If you’re considering graduate study, participating in an undergraduate summer research program gives you the added edge needed to successfully apply to and complete graduate school. Many of these programs offer the opportunity to:
- conduct your own research in a modern laboratory
- learn from a faculty mentor
- network with graduate students and scientists in your field
- improve your research skills
- determine if graduate school is right for you
- enhance your writing and presentation skills
- attend scientific conferences or meetings
- attend graduate school seminars, training sessions, and GRE prep classes
- participate in social activities with other students and your lab group
In addition, many programs provide a stipend (i.e., pay) and/or undergraduate credit, PLUS housing, travel, and food allowances. Details vary by program; be sure to visit the program’s Web site or contact the program coordinator for more information.
Application deadlines and eligibility also vary by program, so be sure to review the program’s Web site or contact its coordinator for more information.
Here’s an evolving list of Research Experiences for Undergraduates at Universities across the nation. Most of these programs will update their web pages with current program dates and deadlines late in the Fall semester or early in the Spring Semester. You can check the links at any time to get a feel for the general timing of their program along with contact information and program details.
National Science Foundation (NSF) Research Experiences for Undergraduates
NSF funds a large number of research opportunities for undergraduate students through its REU Sites program. An REU Site consists of a group of ten or so undergraduates who work in the research programs of the host institution. Each student is associated with a specific research project, where he/she works closely with the faculty and other researchers. Students are granted stipends and, in many cases, assistance with housing and travel. Undergraduate students supported with NSF funds must be citizens or permanent residents of the United States or its possessions. An REU Site may be at either a US or foreign location.
By using the web page, Search for an REU Site, you may examine opportunities in the subject areas supported by various NSF units. Also, you may search by keywords to identify sites in particular research areas or with certain features, such as a particular location.
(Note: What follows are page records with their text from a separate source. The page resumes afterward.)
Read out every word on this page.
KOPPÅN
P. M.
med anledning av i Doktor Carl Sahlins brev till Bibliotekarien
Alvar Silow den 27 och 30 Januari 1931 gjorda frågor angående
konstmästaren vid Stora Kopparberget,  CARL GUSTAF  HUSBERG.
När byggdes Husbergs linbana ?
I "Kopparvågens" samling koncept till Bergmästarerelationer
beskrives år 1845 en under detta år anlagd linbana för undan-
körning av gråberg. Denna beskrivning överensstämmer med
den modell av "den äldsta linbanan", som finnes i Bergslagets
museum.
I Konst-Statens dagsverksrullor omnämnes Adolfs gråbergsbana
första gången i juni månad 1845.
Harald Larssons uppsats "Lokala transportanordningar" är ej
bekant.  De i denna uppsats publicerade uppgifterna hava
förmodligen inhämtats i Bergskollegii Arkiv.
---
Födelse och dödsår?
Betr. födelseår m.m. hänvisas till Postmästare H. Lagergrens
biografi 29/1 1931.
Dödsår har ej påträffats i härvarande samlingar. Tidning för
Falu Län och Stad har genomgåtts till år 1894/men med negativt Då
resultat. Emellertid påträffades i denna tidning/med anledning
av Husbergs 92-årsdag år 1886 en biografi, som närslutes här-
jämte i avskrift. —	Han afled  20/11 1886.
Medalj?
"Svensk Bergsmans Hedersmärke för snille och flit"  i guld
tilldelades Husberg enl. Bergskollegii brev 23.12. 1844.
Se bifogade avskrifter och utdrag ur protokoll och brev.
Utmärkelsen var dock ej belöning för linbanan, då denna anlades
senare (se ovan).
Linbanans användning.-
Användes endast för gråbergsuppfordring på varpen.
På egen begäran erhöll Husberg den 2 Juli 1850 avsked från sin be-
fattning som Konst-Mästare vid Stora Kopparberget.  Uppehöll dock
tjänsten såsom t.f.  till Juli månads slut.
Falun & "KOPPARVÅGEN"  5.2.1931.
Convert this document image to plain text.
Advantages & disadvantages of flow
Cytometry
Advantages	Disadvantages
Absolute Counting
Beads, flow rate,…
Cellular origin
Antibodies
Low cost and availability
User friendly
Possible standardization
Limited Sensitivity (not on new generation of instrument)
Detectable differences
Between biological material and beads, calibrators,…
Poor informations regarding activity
Students must contact the individual sites for information and application materials. NSF does not have application materials and does not select student participants. A contact person and contact information is listed for each site.
US Dept. of Energy, Office of Science
Science Undergraduate Laboratory Internships - Spring, Summer & Fall Programs
This program places students in paid internships in Science, Math, and Technology at any of several different locations (see Choosing a Lab). The participants in the program have decided on a teaching career in one of these disciplines. Students work with scientists or engineers on projects related to the laboratories' research programs. They also have the mentorship of a Master Teacher who is currently working in K-12 education as a teacher and is familiar with the research environment of a specific National Laboratory. The different laboratories each offer different research opportunities (see Choosing a Lab).
The program only runs in the summer term. Summer programs at the various laboratories will run from late May to mid-August. The exact start date will depend on the laboratory and will be given to participants who have been accepted at that specific laboratory. Students are required to participate for the full term of the program.